Powder blushes, like eyeshadows, are recommended to be tossed after two years. I don’t hold onto blushes the way I do eyeshadows, but I do tend to use them for slightly longer than recommended, which probably isn’t the smartest. So far, my luck has held out. *Knock on wood*
Your lipgloss may be poppin’, but it should only be kept for about a year. Liquid lipsticks, too. After that, toss it. It’s way too easy for liquid lip products to pick up and then propagate bacteria. This is why I almost always go for low price point lipglosses and liquid lipsticks. They’re like peach season: brief and glorious.
Traditional lipstick has a longer shelf life, clocking in at about three years of safety. Which makes it more justifiable to splurge on that luxurious formulation you’ve had your eye on. Lipstick also gives that exciting fresh-tube sensation of mascara: Rolling up that new tube is like a mini Christmas morning present, any time of the year.
Another thing that should get the mother of all cleanings this spring (in addition to regular quick cleanings year-round) are your makeup brushes. A good makeup brush can last you damn near a lifetime if it’s well made and taken care of. I have a 20-year-old concealer brush that, unlike that old eyeshadow palette I held onto, is still in heavy rotation today. Take some time to wash, shape, and dry every brush you own. If you do your makeup in the morning and clean them immediately afterward, they should be good to go by the next morning. I have a couple different brush cleansers I really like: Innisfree makes a good one, as well as the Japanese dollar store Daiso.
When it comes to keeping up with the dates of manufacture on your products and gauging how long you’ve been using them, keeping a small, pretty ledger at your makeup station is a good idea. You can log your products, when they were made, and when their expiration date will be. Then set reminders in your phone’s calendar. It’s also a good way to keep track of your spending and how often things are coming in and out of your stash. It can also pinpoint any wasteful behaviors you engage in, like buying too much of any given category when you have a lot of unused ones already. You’ll feel a bit like a fancy scientist, your safety will be in check, and your findings just might surprise you.
One last thing I’d like to touch on is de-stashing. How many of us have held onto products simply because they cost a lot, even if they don’t work for us? (You can’t see it, but I’m raising my hand right now.) Take the time to really ask yourself if you truly love your products.

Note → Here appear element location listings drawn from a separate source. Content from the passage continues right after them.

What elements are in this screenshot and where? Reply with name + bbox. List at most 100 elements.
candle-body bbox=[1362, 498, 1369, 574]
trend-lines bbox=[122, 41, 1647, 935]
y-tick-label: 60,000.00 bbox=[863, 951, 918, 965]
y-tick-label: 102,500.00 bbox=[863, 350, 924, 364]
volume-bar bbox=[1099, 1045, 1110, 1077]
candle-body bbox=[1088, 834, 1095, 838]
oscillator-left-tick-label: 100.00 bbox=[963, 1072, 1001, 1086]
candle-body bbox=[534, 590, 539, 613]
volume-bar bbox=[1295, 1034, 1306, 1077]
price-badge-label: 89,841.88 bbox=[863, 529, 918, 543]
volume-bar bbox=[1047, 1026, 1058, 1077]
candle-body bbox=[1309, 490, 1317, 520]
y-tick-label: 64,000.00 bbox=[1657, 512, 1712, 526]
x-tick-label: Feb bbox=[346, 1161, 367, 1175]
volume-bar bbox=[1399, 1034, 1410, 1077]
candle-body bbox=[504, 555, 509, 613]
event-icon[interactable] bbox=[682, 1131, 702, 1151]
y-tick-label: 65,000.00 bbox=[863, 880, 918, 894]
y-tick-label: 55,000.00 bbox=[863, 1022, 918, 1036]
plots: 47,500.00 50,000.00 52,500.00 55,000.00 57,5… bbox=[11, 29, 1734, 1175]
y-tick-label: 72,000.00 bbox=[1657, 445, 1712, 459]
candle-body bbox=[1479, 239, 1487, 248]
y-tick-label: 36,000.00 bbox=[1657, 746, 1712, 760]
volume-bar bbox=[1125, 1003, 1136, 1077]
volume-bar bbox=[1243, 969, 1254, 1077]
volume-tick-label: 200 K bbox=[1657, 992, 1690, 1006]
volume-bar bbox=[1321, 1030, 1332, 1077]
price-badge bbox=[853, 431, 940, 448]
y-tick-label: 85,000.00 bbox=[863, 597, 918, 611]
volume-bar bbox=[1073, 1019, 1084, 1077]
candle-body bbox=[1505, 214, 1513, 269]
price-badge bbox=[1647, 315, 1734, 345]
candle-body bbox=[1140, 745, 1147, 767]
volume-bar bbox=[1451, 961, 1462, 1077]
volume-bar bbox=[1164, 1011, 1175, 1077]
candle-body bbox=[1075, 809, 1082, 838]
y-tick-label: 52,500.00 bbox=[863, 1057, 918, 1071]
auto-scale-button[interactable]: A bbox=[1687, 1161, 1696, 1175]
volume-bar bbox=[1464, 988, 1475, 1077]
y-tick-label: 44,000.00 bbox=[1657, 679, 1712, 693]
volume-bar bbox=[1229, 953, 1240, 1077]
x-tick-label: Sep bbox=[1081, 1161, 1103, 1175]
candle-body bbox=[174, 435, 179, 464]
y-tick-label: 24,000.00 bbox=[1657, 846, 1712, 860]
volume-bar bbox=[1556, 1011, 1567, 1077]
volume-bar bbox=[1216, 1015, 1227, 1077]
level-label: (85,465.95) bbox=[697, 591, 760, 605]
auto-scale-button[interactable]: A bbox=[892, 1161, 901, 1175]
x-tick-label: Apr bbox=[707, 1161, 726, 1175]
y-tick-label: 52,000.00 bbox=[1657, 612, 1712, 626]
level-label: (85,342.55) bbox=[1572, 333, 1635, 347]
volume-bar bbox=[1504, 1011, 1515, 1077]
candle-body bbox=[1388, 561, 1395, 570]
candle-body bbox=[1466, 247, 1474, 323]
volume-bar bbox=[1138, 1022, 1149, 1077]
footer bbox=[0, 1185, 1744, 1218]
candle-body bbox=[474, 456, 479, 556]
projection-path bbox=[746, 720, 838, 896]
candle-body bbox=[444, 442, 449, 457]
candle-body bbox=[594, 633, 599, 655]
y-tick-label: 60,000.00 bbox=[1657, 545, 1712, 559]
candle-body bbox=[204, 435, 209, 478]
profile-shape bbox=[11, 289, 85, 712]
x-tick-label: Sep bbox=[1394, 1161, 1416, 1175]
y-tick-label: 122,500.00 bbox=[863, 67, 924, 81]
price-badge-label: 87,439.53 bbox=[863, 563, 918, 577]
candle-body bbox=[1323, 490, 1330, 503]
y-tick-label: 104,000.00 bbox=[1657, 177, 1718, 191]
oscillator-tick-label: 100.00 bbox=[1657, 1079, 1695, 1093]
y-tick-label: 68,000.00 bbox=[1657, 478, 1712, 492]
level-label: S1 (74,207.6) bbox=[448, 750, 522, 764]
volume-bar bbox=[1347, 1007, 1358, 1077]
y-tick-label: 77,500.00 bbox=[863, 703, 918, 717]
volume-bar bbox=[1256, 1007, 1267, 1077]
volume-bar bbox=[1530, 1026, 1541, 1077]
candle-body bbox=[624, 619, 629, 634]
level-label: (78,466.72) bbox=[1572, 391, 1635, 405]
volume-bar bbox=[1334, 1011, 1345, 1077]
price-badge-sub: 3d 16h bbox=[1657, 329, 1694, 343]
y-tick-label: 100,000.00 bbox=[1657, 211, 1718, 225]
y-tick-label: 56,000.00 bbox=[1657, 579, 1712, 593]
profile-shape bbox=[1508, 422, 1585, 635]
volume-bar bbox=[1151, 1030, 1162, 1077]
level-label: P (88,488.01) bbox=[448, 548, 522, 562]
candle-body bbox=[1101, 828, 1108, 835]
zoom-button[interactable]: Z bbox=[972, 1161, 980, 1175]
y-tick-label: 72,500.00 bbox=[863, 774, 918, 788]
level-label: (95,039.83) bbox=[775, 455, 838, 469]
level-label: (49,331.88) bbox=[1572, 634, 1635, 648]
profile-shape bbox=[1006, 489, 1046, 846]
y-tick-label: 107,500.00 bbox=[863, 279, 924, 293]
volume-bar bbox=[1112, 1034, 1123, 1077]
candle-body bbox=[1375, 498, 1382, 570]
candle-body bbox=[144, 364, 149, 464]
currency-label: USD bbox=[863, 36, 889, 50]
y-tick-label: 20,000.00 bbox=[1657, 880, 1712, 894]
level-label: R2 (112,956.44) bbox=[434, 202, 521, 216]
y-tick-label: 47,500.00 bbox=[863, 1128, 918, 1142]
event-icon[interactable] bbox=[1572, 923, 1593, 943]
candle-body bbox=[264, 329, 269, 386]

You can apply the Marie Kondo method to your makeup hoard as well as your kitchen junk drawer. Ask yourself, does this lipstick really bring me joy? Do I get happiness from this yellow eyeshadow? Can I really pull off this lavender blush? If the answer is no, toss those babies, and be a little more selective next time you pull up your browser to engage in some retail therapy.
So what’s the oldest item in your makeup stash? C’mon, ‘fess up! We all have ’em!